Nor is it for most women who are similarly afflicted, which is why Eikenberry and her husband and co-star, Michael Tucker, have agreed to host and produce an unusual NBC special about emotional recovery after breast cancer.
"Destined to Live: One Hundred Roads to Recovery" will feature the inspiring stories of Eikenberry and 99 other women - including First Lady Nancy Reagan - who have faced the disease and are dealing with it. Produced jointly by the network's news and entertainment divisions, it will air Wednesday, Oct. 12 at 9 p.m. on Ch. 2.
"Between the period of my treatment and diagnosis, I underwent an enormous amount of soul-searching and terror," Eikenberry said. "Despite the incredible support of my husband, my family and my friends, the only real rays of hope came from the women who had been through the experience and survived. They were the ones who made me feel that I wasn't alone.
"This documentary will deal with 100 such survivors. We hope to be able to reach out to every woman in this country and say, `Here we are. We feel that there is no stigma attached to this disease. It's not a death sentence if you take care of yourself, if you have a mammogram yearly, if you check yourself. We are all destined to live."
Tartikoff, who was himself diagnosed as having Hodgkin's disease several years ago, admitted that "when Jill brought this to me, obviously it did touch a chord." But that's not the only reason he's going with it - probably up against a Major League Baseball playoff game on ABC.
"I think that what this will say to people who face any form of cancer - and in particular breast cancer - is that you can not only survive, but you can triumph and flourish and have active, meaningful and productive lives," he said.
* OTHER TARTIKOFFISMS from the network programming director's press conference Monday:
- Upon noting that Jay Tarses produced two of the three shows that scored the lowest on viewer satisfaction polls, NBC's "The Days and Nights of Molly Dodd" and ABC's "Slap Maxwell": Well, at least I can't accuse Jay of working too hard on the other show."
- Plans for a new series based on "The Hardy Boys" have evolved into a possible two-hour movie presentation later in the year.

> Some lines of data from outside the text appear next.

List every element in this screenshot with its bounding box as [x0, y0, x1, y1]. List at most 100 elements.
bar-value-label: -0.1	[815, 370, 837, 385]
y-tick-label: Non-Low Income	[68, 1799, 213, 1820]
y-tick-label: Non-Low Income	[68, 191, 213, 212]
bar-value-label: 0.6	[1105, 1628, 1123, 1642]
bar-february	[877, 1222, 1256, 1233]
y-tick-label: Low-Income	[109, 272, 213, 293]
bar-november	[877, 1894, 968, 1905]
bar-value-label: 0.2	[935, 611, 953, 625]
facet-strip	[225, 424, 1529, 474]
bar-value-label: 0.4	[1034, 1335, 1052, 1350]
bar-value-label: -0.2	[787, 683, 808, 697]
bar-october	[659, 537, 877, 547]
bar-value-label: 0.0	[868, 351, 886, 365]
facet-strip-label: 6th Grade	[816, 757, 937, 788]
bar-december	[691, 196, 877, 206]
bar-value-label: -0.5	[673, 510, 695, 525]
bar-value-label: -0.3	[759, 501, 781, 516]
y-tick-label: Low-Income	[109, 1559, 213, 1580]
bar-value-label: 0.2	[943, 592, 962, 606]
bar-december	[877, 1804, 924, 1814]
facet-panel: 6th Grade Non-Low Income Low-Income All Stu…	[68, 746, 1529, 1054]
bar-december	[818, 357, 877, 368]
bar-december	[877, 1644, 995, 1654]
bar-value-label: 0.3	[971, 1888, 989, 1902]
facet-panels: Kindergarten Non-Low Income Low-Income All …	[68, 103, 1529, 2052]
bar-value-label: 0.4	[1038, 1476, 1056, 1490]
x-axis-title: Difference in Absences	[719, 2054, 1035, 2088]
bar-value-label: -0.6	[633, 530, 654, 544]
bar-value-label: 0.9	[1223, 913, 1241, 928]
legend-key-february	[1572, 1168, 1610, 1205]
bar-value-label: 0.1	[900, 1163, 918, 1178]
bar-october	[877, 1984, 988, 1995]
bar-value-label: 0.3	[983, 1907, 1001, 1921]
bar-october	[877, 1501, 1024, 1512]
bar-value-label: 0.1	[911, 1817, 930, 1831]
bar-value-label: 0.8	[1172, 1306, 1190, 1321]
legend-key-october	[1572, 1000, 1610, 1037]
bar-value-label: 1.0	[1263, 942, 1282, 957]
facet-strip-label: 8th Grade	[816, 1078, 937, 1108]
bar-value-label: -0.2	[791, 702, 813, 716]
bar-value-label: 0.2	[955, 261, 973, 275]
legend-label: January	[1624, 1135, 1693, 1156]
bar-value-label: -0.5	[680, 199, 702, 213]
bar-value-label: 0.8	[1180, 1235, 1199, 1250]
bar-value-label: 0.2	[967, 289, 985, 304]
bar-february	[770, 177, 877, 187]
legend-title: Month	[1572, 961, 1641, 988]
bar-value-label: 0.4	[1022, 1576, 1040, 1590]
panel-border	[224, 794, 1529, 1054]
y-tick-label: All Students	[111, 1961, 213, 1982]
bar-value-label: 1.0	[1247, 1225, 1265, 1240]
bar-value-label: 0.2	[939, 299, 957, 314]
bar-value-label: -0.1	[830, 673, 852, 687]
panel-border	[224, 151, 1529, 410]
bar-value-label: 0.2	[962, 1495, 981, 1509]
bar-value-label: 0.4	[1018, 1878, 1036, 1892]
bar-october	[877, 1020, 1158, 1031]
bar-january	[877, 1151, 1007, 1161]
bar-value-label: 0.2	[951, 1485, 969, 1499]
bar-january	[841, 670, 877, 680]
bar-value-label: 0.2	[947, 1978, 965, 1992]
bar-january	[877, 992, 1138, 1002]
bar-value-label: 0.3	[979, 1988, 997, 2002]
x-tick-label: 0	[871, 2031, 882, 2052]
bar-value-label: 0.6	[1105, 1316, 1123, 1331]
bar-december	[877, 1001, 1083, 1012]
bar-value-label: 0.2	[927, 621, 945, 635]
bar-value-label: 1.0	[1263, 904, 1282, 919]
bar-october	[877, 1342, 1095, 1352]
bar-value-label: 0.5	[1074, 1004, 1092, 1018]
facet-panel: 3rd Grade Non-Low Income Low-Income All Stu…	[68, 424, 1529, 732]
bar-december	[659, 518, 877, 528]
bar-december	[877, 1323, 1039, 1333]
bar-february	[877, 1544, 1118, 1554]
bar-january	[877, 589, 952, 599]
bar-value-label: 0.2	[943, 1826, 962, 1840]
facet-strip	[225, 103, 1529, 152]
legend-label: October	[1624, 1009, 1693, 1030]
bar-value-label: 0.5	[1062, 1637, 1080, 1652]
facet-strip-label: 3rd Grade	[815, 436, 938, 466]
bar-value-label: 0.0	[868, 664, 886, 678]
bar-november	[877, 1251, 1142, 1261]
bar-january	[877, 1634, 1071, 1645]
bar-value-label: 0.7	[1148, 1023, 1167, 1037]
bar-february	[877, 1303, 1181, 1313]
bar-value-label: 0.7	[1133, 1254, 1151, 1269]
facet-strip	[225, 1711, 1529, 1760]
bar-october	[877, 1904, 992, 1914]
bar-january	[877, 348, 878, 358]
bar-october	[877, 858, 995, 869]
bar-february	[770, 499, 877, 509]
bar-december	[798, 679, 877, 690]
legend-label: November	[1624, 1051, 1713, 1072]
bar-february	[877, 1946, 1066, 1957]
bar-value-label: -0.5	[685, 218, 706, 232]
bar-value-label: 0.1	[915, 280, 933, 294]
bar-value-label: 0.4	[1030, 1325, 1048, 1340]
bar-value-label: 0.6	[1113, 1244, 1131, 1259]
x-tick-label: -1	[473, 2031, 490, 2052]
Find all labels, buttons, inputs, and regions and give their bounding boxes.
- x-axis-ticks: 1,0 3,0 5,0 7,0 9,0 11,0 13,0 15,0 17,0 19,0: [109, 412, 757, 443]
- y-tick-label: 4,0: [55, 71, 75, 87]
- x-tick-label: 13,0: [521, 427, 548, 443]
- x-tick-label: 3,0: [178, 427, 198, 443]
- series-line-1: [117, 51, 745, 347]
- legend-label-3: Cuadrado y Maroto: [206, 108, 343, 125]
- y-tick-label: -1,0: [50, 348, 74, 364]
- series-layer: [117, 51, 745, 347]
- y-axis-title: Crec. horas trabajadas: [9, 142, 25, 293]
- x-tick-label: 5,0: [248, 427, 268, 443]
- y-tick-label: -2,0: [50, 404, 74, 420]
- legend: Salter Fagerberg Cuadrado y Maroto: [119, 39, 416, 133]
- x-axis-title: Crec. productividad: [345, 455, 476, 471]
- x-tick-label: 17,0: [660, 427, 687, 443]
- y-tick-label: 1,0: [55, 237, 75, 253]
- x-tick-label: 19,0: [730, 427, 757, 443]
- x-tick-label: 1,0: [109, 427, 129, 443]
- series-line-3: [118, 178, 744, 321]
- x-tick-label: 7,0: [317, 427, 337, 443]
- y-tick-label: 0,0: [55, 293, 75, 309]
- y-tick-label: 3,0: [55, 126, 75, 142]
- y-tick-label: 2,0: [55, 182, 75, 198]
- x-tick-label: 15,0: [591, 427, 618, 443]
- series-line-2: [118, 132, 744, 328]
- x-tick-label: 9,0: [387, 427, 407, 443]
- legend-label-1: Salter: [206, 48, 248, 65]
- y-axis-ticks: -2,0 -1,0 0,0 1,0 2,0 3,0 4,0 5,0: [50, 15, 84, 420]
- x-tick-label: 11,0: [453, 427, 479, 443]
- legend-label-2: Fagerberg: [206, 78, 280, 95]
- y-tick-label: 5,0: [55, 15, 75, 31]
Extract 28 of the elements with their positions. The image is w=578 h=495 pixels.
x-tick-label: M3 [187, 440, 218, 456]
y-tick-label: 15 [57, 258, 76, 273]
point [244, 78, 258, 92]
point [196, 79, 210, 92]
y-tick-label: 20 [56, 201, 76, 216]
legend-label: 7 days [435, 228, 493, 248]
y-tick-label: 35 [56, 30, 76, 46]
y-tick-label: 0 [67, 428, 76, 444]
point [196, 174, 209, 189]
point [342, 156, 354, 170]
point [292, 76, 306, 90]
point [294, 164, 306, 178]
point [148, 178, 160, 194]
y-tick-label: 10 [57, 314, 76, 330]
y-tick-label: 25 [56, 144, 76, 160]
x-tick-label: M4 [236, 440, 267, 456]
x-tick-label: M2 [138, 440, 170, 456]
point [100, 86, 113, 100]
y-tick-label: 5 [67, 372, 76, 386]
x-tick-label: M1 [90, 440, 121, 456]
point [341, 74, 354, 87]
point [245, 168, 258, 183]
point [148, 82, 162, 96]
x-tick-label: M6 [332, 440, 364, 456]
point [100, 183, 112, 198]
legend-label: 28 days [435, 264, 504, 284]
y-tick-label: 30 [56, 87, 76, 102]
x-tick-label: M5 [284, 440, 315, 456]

- On the letter-writing campaign launched by Viewers for Quality Television to save "Molly Dodd": "We listen to everybody, but you have to remember that I was here when the cancelation of `Little House on the Prairie' generated 20,000 angry letters that didn't stop coming until we got `Highway to Heaven' on the air. `Remington Steele' brought in about 10,000 and `Star Trek' generated about 125,000 letters. So far we've received about 5,000 letters about `A Year in the Life.' We've received more letters about `Aaron's Way,' and nobody is even organizing that one."